Digital currencies are based on blockchain technology that Friedman said has potential to disrupt currency and much more. “Blockchain technology, which is the backbone of digital currency, has the potential to disrupt financial services by reducing the cost and complexity of financial transactions, while also augmenting transparency,” he said. “The implications of blockchain technology are far-reaching, not only in financial services, but in other areas such as healthcare, government, law, education, technology and more.”
Bovaird said one of the greatest benefits is that cryptocurrency cannot be counterfeited and transactions cannot be reversed arbitrarily by the sender (as credit card chargebacks can). Further, cryptocurrency transactions provides anonymity. Credit cards operate on a pull basis where the store identifies the transaction and “pulls” the amount of the sale from the card. Cryptocurrency uses a “push” model which prompts the cryptocurrency holder to send exactly what they want to the seller without any other form of information.
One other benefit is how cryptocurrency is not bound by exchange rates, interest rates or transaction charges. In addition, digital currency transactions take place at the same speed, regardless of where the sender and receiver are located.
The risks of digital currency.
Despite the popularity and positive price performance, digital currency is not without risk. Friedman notes that leading investors such as Ray Dalio, founder of investment firm Bridgewater, called Bitcoin a “bubble,” while Jamie Dimon, CEO of JPMorgan, has criticized non-flat cryptocurrency, which is currency not backed by a government. Before investing in cryptocurrencies, Friedman says that investors also should consider several risks, including price volatility and regulatory intervention.
“Expect continued price volatility,” Friedman said. “Cryptocurrencies represent a new frontier. Therefore, retail investors should expect volatility and significant price swings as markets develop. While cryptocurrencies have experienced explosive growth, they currently remain a relatively small part of the global financial ecosystem. Regulators and policymakers will continue to monitor cryptocurrencies to determine any potential impact to financial stability or broader systemic risk.”
The future of cryptocurrency means allowing you to have ultimate control over your money, who you send it to, and what types of fees you don’t have to pay. In short, it is slowly becoming one of the fastest adopted forms of payments online because of all of these attributes I just mentioned.

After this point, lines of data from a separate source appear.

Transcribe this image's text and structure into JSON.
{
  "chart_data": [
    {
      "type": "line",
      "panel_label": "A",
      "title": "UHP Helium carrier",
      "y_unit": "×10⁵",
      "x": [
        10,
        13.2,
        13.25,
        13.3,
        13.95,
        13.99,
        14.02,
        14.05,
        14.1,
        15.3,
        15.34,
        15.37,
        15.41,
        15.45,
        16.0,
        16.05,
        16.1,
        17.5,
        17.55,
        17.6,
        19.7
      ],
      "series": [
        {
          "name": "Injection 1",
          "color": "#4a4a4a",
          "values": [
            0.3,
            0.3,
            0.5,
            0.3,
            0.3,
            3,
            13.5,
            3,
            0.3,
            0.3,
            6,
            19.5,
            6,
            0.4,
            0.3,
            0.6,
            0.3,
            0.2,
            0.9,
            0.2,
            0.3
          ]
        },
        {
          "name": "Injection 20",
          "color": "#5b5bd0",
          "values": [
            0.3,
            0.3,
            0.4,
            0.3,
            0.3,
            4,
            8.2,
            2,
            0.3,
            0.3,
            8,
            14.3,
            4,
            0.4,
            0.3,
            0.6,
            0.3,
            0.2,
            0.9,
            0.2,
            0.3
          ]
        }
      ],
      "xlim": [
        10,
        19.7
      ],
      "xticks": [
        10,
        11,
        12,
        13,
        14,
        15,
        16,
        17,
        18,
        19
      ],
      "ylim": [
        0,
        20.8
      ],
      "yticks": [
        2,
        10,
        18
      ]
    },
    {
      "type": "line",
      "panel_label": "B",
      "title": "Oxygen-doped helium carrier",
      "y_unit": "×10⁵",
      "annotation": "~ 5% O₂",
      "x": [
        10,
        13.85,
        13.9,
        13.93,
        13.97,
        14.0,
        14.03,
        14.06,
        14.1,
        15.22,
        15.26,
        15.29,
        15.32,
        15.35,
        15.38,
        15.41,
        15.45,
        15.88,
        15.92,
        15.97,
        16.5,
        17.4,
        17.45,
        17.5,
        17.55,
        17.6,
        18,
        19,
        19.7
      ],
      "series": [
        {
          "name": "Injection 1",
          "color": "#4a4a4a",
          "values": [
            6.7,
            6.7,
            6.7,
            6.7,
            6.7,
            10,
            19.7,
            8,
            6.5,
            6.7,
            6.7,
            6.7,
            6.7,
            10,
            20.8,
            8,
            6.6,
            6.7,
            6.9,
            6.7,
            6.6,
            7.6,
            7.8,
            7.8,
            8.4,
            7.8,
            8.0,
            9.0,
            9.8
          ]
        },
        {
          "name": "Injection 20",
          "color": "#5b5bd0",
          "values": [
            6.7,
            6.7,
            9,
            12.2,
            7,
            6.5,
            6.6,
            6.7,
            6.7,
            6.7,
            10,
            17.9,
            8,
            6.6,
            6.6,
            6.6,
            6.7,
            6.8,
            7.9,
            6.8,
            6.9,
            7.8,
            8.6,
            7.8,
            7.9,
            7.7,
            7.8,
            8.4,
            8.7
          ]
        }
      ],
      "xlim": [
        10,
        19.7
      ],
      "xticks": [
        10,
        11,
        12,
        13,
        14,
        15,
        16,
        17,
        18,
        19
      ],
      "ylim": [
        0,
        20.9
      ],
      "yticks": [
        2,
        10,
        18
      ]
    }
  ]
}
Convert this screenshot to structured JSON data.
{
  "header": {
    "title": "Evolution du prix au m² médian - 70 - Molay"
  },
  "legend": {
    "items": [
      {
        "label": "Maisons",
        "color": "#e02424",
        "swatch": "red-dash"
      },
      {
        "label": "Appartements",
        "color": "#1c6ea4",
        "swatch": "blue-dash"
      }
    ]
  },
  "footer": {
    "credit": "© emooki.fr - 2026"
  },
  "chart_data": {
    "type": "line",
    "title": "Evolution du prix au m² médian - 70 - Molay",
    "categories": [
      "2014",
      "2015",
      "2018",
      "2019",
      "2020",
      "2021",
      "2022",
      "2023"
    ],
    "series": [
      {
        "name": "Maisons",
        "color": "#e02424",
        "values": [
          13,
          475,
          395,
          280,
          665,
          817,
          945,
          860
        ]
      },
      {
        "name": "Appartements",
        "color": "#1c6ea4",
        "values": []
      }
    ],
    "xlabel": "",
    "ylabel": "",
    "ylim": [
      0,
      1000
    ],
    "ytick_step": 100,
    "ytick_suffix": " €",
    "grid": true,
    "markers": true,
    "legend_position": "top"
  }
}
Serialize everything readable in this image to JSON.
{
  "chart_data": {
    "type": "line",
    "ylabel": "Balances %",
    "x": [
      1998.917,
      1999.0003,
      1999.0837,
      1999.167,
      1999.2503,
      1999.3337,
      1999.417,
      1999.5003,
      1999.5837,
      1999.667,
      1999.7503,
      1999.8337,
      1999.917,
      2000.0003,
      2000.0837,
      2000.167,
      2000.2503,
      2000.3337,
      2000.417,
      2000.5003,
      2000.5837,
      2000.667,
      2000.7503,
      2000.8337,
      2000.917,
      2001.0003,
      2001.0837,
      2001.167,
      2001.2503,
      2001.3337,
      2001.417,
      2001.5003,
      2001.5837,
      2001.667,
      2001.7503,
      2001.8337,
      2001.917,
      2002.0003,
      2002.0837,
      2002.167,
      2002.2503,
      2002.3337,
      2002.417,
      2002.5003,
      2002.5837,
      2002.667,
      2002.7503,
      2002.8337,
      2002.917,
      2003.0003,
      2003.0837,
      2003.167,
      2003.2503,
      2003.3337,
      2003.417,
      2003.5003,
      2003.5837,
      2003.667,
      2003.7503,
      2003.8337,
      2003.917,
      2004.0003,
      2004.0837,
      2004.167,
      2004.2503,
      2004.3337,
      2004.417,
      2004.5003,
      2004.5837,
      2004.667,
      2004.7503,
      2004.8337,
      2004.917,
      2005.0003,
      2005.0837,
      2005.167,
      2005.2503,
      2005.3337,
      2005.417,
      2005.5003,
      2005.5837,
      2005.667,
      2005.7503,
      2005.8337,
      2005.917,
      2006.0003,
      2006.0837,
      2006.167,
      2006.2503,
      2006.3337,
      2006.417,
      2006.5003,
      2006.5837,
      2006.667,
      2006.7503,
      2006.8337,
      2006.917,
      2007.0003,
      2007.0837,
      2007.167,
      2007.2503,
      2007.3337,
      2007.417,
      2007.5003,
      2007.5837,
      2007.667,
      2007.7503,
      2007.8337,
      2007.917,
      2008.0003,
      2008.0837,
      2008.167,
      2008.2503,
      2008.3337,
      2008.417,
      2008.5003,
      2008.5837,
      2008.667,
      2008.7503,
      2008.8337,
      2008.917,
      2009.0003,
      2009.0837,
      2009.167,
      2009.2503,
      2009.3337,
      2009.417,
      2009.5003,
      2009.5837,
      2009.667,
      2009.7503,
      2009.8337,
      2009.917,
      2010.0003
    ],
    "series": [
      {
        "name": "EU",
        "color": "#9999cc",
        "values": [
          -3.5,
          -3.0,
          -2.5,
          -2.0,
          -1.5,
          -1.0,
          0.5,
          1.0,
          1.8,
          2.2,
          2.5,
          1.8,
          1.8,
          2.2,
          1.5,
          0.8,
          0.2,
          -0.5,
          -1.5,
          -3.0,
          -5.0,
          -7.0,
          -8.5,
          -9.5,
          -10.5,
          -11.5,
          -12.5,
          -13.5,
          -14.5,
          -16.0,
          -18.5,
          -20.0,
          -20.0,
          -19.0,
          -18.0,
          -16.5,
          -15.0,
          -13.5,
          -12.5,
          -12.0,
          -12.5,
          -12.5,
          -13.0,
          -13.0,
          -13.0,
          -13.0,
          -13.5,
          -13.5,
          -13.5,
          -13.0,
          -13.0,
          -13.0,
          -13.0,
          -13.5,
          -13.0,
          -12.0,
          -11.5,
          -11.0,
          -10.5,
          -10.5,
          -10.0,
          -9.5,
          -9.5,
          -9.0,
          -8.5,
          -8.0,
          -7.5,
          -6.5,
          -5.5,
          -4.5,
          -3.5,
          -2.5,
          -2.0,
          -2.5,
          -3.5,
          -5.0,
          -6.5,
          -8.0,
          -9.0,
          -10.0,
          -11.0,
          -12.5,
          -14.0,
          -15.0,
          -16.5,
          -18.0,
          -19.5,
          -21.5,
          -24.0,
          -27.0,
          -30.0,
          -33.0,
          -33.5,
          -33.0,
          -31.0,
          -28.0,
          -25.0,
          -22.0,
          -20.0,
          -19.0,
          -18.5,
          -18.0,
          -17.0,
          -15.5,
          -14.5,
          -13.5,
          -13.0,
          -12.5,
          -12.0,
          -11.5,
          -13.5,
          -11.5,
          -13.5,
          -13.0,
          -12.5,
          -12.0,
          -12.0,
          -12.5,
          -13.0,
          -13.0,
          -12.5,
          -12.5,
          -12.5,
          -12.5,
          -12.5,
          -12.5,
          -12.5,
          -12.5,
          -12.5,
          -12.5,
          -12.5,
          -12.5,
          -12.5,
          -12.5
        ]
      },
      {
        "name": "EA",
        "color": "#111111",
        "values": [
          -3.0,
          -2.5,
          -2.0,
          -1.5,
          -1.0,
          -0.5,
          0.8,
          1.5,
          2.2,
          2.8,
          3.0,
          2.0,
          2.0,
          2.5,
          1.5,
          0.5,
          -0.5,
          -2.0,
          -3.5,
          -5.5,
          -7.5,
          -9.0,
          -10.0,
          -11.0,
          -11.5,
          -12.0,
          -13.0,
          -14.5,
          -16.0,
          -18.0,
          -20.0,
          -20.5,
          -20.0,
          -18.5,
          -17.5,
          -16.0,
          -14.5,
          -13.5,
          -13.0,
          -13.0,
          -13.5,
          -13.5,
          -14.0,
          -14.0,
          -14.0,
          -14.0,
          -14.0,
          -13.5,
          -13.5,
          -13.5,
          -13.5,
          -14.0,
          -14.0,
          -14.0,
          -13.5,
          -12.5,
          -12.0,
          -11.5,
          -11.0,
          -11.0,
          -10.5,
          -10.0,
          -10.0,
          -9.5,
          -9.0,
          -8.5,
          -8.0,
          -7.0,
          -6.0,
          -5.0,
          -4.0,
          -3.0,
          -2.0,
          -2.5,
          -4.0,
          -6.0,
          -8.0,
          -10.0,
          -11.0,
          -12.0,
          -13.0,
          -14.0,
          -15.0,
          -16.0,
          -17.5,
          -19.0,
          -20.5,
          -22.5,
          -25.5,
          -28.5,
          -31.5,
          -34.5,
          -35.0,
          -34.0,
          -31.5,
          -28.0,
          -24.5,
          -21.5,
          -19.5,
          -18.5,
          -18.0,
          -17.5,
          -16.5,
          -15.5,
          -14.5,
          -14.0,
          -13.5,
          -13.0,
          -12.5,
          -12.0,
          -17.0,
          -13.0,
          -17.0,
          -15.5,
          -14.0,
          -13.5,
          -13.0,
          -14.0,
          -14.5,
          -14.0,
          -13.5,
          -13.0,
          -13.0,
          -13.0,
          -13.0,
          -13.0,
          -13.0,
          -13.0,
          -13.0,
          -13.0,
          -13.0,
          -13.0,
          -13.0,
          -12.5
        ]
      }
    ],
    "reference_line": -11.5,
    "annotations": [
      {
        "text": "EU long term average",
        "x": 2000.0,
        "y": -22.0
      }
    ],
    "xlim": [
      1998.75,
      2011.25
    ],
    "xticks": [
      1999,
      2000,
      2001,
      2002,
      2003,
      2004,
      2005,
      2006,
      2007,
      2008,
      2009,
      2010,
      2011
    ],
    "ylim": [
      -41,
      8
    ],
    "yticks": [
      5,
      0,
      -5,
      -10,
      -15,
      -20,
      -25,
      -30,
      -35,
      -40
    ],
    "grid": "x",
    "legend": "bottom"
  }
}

If you would like to learn more about cryptocurrency, take a minute to look up these terms: Bitcoin, Litecoin, Blockchain, Ethereum, and ICO. Bovaird recommends that you browse different cryptocurrency websites to stay up to date on the current technology advances and news happening in the industry.
The benefits of cryptocurrency in today’s economy could appear to be earth-shattering, breaking down geographical barriers, and saving the consumer quite a bit of cash on the back end of a purchase. But, cryptocurrency doesn’t come without risk, so become familiar with key concepts before becoming an investor.